Since their initial discovery, endothelial progenitor cells (EPCs) have held tremendous promise for cell therapy for a variety of cardiovascular diseases including pulmonary hypertension. The clinical experience to date suggests that circulating or bone marrow mononuclear cells and EPCs can induce neovascularization, and enhance cardiac repair after myocardial function, as well as improvements in the hemodynamic and functional status of patients with idiopathic pulmonary arterial hypertension.

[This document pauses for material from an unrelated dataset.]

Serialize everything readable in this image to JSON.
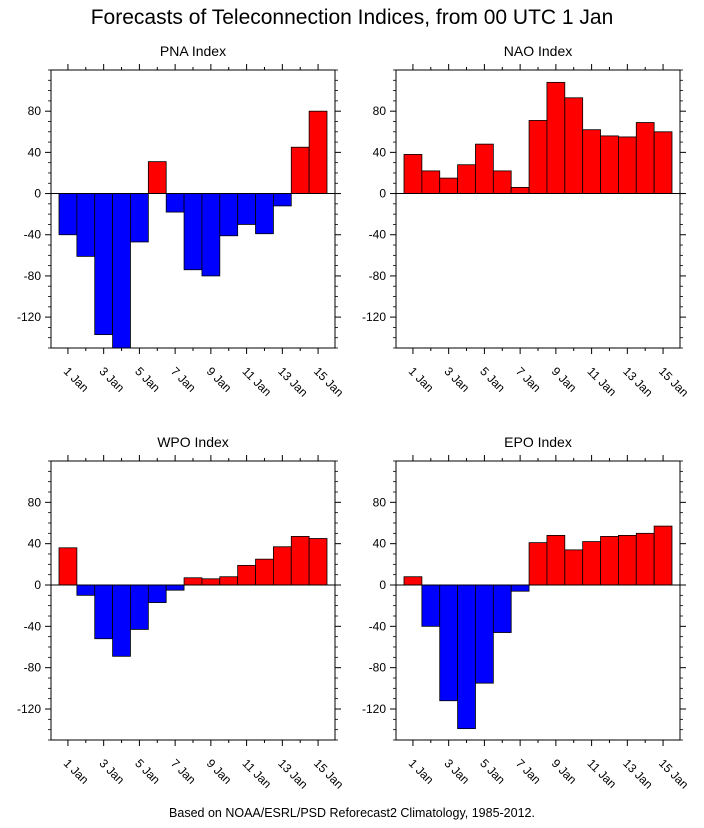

Although these results are promising, the overall magnitude of the clinical benefits seen in these trials appear to be rather modest. Indeed, strong experimental evidence points towards a reduction in mobilization and impairment in function of EPCs in preclinical models and patients with cardiac disease or with cardiovascular risk factors such as advanced age, type I and II diabetes, hypercholesterolemia, coronary artery disease, as well as other conditions such as pulmonary hypertension. Genetic engineering of EPCs ex vivo, prior to transplantation, is a promising cell-enhancement strategy for restoring the angiogenic potential of autologous, patient-derived cells. This review provides an update of the experimental studies that have used gene-modified EPC therapy to treat ischemic cardiovascular disease and pulmonary hypertension.